Joint dinners of the management with medical staff was a frequent habit. Was it just a part of the Mediterranean culture or a conscious attempt to be closer to the hospital employees?

After one year under Dr. Barcia management, Torrevieja Hospital was recognized as the best middle-size hospital in Spain. Luis Barcia left after his contract with the Government of Valencia was finished. He has started a new company – A Green Cube – fully automated patient-centric IT system offered to other hospitals together with the management consultancy. Was Mr. Barcia’s management uniquely tied to his personality or is it something we can learn and replicate? I don’t know as I have never visited Torrevieja since he left.

Scenario 3. Ivory Tower.

IvoryTower

German hospitals are famous of their efficiency. I got an appointment in one of the largest University Clinics in Munich.
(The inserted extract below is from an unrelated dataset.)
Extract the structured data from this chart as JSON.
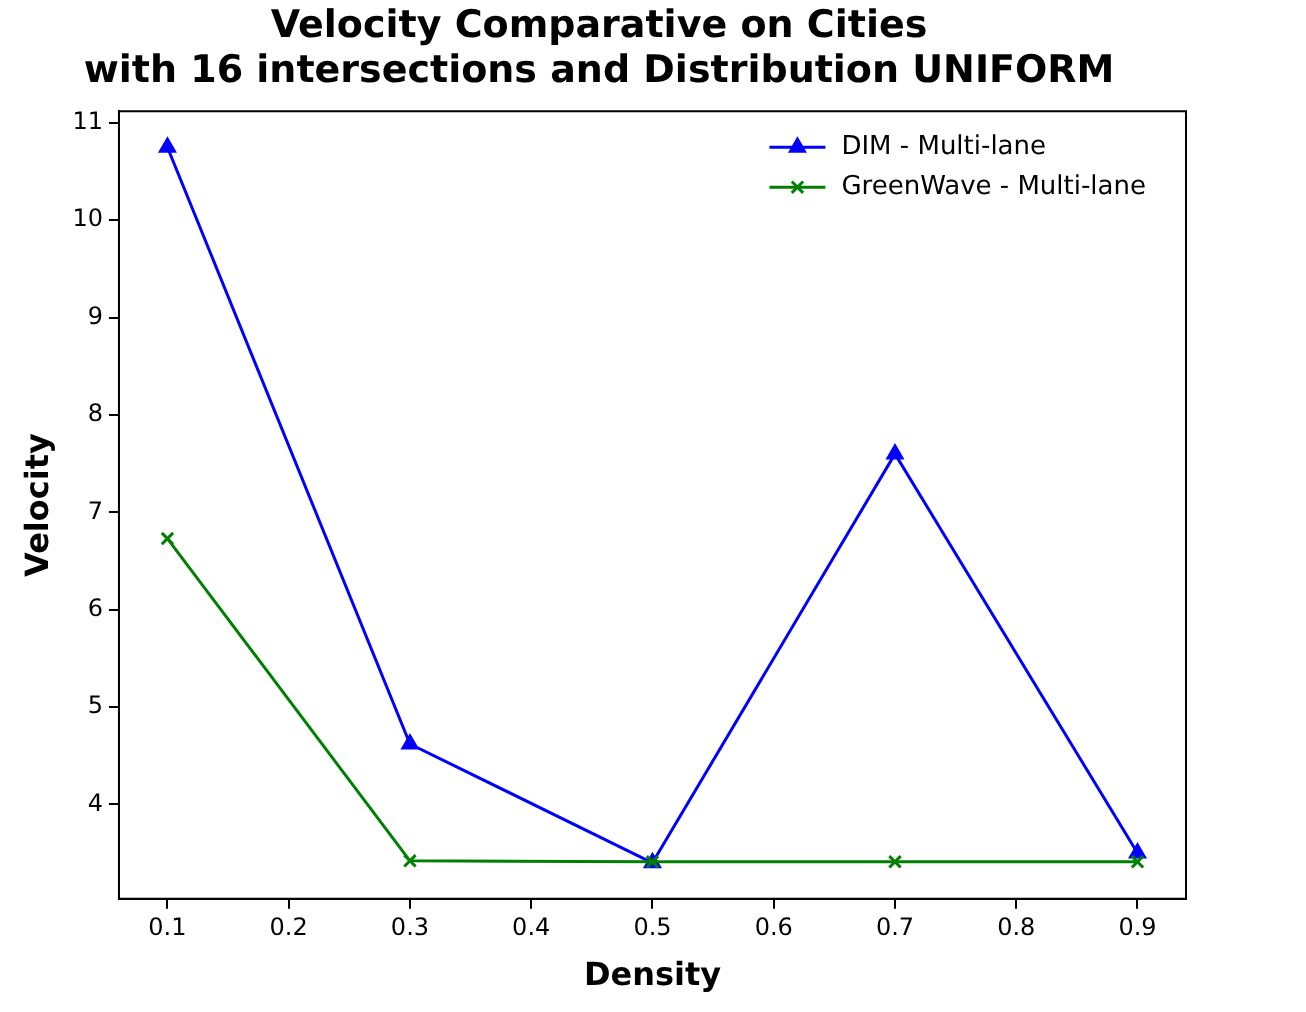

The geography of the hospital was so complicated that it was hardly possible to find a required location without a map. Suddenly I left busy areas with medical personnel hurrying to and fro and was immersed in the quiet comfort of spacious halls. Just one word – “die Verwaltung” (Administration) – separated me from all the fuss of the clinic. But where were all those administrators? They were invisible. One does not need to see God, just to feel his Grandeur.

Administrative departments have their distinguished style. No more minimalistic techno of the clinical areas. All of a sudden you are absorbed by the warmth and stability of expensive wooden panels, carefully carved doors and soft carpets. When some of the representatives of this “holy land” occasionally emerge in the clinical parts of the hospitals, they are obviously not always welcome. One of the doctors I was talking with, suddenly pointed at a respectable gentleman haughtily passing by and wearing a nicely cut grey suite that contrasted with doctors’ gowns. “See, this is our administrator. Don’t know what he is doing here.” The tone of her voice and the expression on her face were very clear.

A good doctor with fair management skills is probably a rare species, just as a good administrator with the medical background. People like Dr. Barcia are more an exception rather than a rule, and the system cannot dwell on the exceptions. But certainly there should be a balance of interests between those who cure and care and those who count money. The voice of medical professionals as well as patients should be heard through the impenetrable walls of administrative towers.